ScratchDisk Configuration

elavenil · Post by **elavenil** » Mon Jul 23, 2012 4:03 am

Hi,

we use the below 4 nodes configuration for our prod environment and curious to understand multinode configuration for Scratch disk (scratch area) will improve performance during SORT operation.

Here is the configuration file.

Code: Select all

{
                node "node1"
                {
                        fastname "prd_edw"
                        pools ""
                        resource disk "/EDW/SG1/" {pools ""}
                        resource scratchdisk "/EDW/SCR1/" {pools "sort" ""}
                        resource scratchdisk "/EDW/SCR2/" {pools ""}
                }
                node "node2"
                {
                        fastname "prd_edw"
                        pools ""
                        resource disk "/EDW/SG2/" {pools ""}
                        resource scratchdisk "/EDW/SCR2/" {pools "sort" ""}
                        resource scratchdisk "/EDW/SCR1/" {pools ""}

                }
               node "node3"
                {
                        fastname "prd_edw"
                        pools ""
                        resource disk "/EDW/SG3/" {pools ""}
                        resource scratchdisk "/EDW/SCR1/" {pools ""}
                        resource scratchdisk "/EDW/SCR2/" {pools "sort" ""}

                }
               node "node4"
                {
                        fastname "prd_edw"
                        pools ""
                        resource disk "/EDW/SG4/" {pools ""}
                        resource scratchdisk "/EDW/SCR2/" {pools ""}
                        resource scratchdisk "/EDW/SCR1/" {pools "sort" ""}

                }
}

All of your expertise advice are highly appreciated.

Regards
Elavenil

ray.wurlod · Post by **ray.wurlod** » Mon Jul 23, 2012 4:27 am

Despite the fact that you have four nodes, you only have two scratchdisk directories, so there may be some contention for them. Better performance would be had with four scratchdisk directories (on separate file systems unless your disks are part of a SAN). Even better would be eight scratchdisk directories, so you get multiple I/O channels per node.

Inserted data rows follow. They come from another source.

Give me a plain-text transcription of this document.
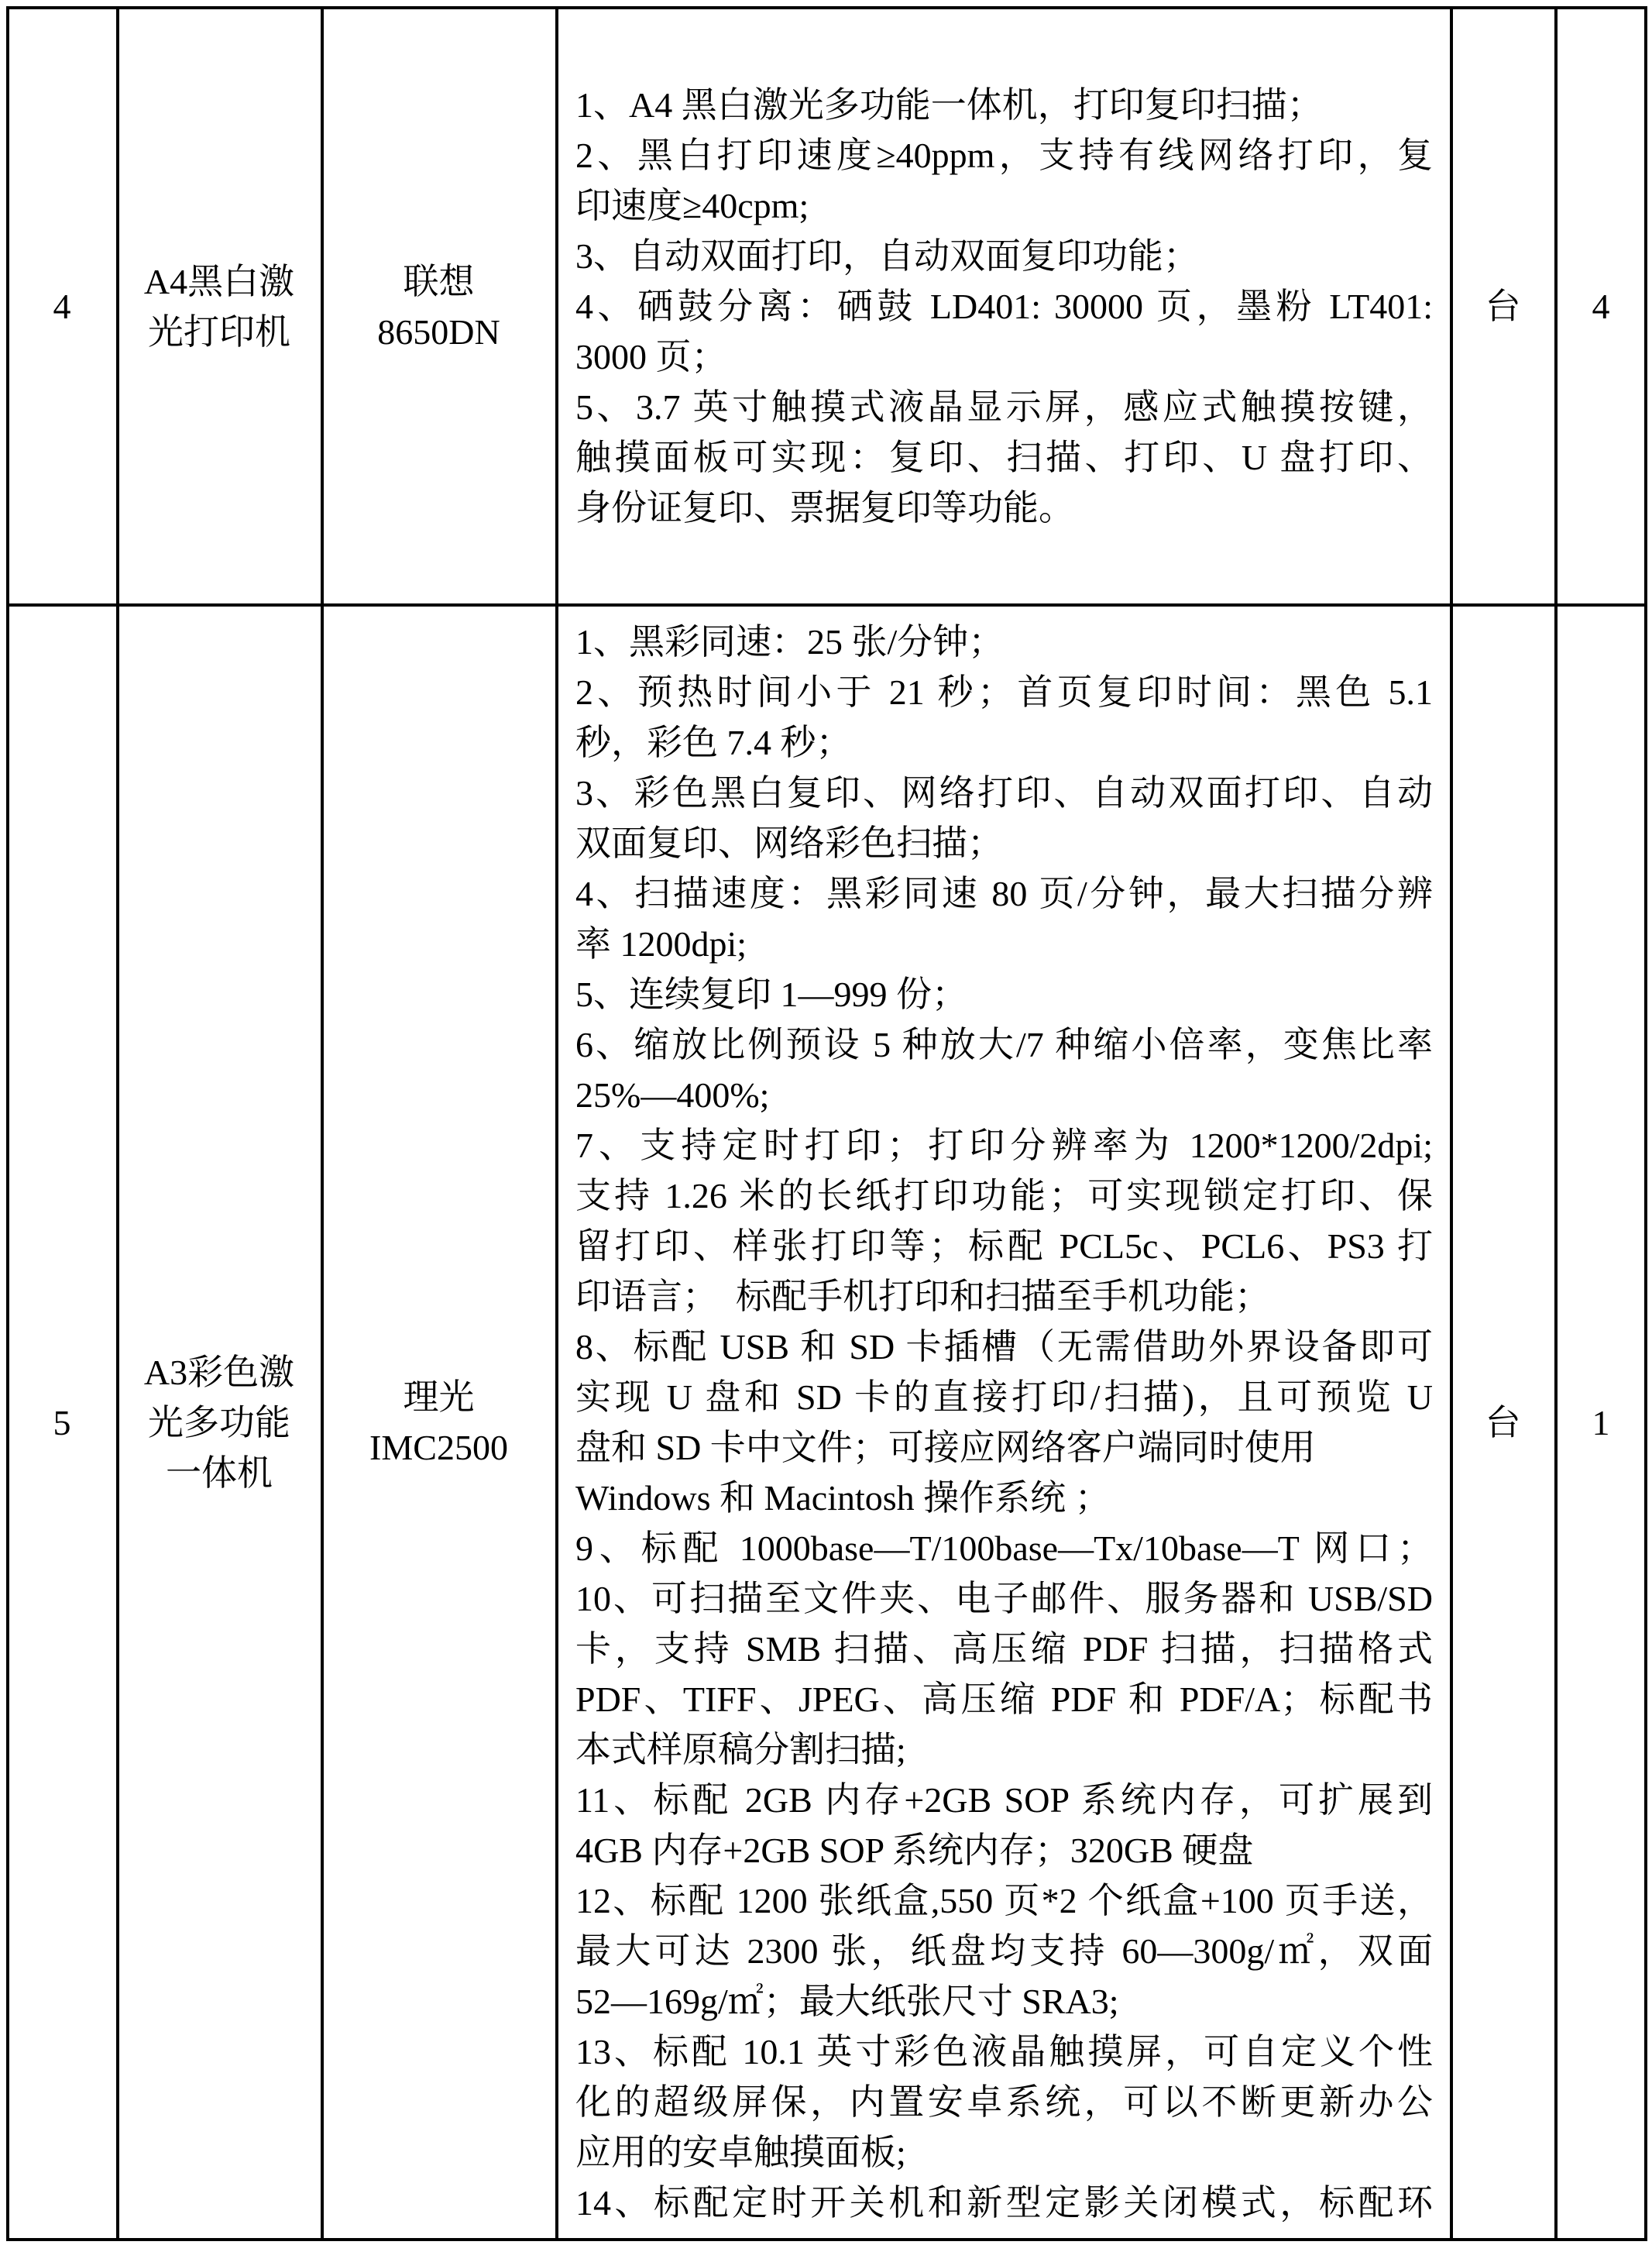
4
A4黑白激
光打印机
联想
8650DN
1、A4 黑白激光多功能一体机，打印复印扫描；
2、黑白打印速度≥40ppm，支持有线网络打印，复
印速度≥40cpm;
3、自动双面打印，自动双面复印功能；
4、硒鼓分离：硒鼓 LD401: 30000 页，墨粉 LT401:
3000 页；
5、3.7 英寸触摸式液晶显示屏，感应式触摸按键，
触摸面板可实现：复印、扫描、打印、U 盘打印、
身份证复印、票据复印等功能。
台 4
5
A3彩色激
光多功能
一体机
理光
IMC2500
1、黑彩同速：25 张/分钟；
2、预热时间小于 21 秒；首页复印时间：黑色 5.1
秒，彩色 7.4 秒；
3、彩色黑白复印、网络打印、自动双面打印、自动
双面复印、网络彩色扫描；
4、扫描速度：黑彩同速 80 页/分钟，最大扫描分辨
率 1200dpi;
5、连续复印 1—999 份；
6、缩放比例预设 5 种放大/7 种缩小倍率，变焦比率
25%—400%;
7、支持定时打印；打印分辨率为 1200*1200/2dpi;
支持 1.26 米的长纸打印功能；可实现锁定打印、保
留打印、样张打印等；标配 PCL5c、PCL6、PS3 打
印语言；　标配手机打印和扫描至手机功能；
8、标配 USB 和 SD 卡插槽（无需借助外界设备即可
实现 U 盘和 SD 卡的直接打印/扫描)，且可预览 U
盘和 SD 卡中文件；可接应网络客户端同时使用
Windows 和 Macintosh 操作系统 ；
9、标配 1000base—T/100base—Tx/10base—T 网口；
10、可扫描至文件夹、电子邮件、服务器和 USB/SD
卡，支持 SMB 扫描、高压缩 PDF 扫描，扫描格式
PDF、TIFF、JPEG、高压缩 PDF 和 PDF/A；标配书
本式样原稿分割扫描;
11、标配 2GB 内存+2GB SOP 系统内存，可扩展到
4GB 内存+2GB SOP 系统内存；320GB 硬盘
12、标配 1200 张纸盒,550 页*2 个纸盒+100 页手送，
最大可达 2300 张，纸盘均支持 60—300g/㎡，双面
52—169g/㎡；最大纸张尺寸 SRA3;
13、标配 10.1 英寸彩色液晶触摸屏，可自定义个性
化的超级屏保，内置安卓系统，可以不断更新办公
应用的安卓触摸面板;
14、标配定时开关机和新型定影关闭模式，标配环
台 1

You did, however, pick up the concept of "round robin" allocation, which will be better than not doing so.

elavenil · Post by **elavenil** » Mon Jul 23, 2012 8:24 am

Thanks Ray for your response on this.

Though 4 nodes are configured, all four of them are in the same SAN.

Is it good to configure scratch area in all four nodes? Instead of 2 nodes?

All of your expertise advise is highly appreciated.

Regards
Elavenil

PaulVL · Post by **PaulVL** » Mon Jul 23, 2012 1:00 pm

I guess an important question to ask is:

Are you experiencing BAD performance?

IS your job taking up most of it's time during a SORT?

==========

Just because you "could" get better performance by writing to a seperate physical drive per compute node, doesn't mean that will improve the speed of your job.

Have you exausted all other avenues of speed tweeks?

elavenil · Post by **elavenil** » Mon Jul 23, 2012 8:33 pm

Yes. We are facing some slow performance while doing Sort operation in the job.

We are reviewing all avenues to improve the performance. While reviewing the config file, it was identified such config and thought of getting expertise thoughts on this.

jwiles · Post by **jwiles** » Tue Jul 24, 2012 2:48 pm

What's the volume of data you are regularly sorting (bytes, not number of records) with a single job? If it's in the multi-gigabyte range, I would suggest changing the Restrict Memory Buffer option in the Sort stage to a higher value. The default is 20MB, which results in 10MB scratch work files. Increase by an order of magnitude (from 20, change to 200-256MB) and see if that helps.

Regards,

elavenil · Post by **elavenil** » Tue Jul 24, 2012 8:10 pm

Thanks for your recommendation.

Source file size is 10GB in size and 8 to 8.5 GB is being sorted once initial filter filters 1.5 to 2GB data.

Restrict Memory Buffer option is set to 50MB as of now.

Let me try this option to see the impact in sorting and share the results soon.

Regards
Saravanan

Johnny0638 · Post by **Johnny0638** » Tue Dec 29, 2015 1:31 am

Hi, Could you tell me how to change the Restrict Memory Buffer ?
We run the DS job in osh script , which Environment Variables can change the size of Restrict Memory Buffer ?Thanks!~

ray.wurlod · Post by **ray.wurlod** » Fri Jan 01, 2016 1:21 am

Johnny0638 wrote:We run the DS job in osh script , which Environment Variables can change the size of Restrict Memory Buffer ?

The global memory for tsort operators is set by environment variable APT_TSORT_STRESS_BLOCKSIZE. Note that this sets the memory allocated for all tsort operators.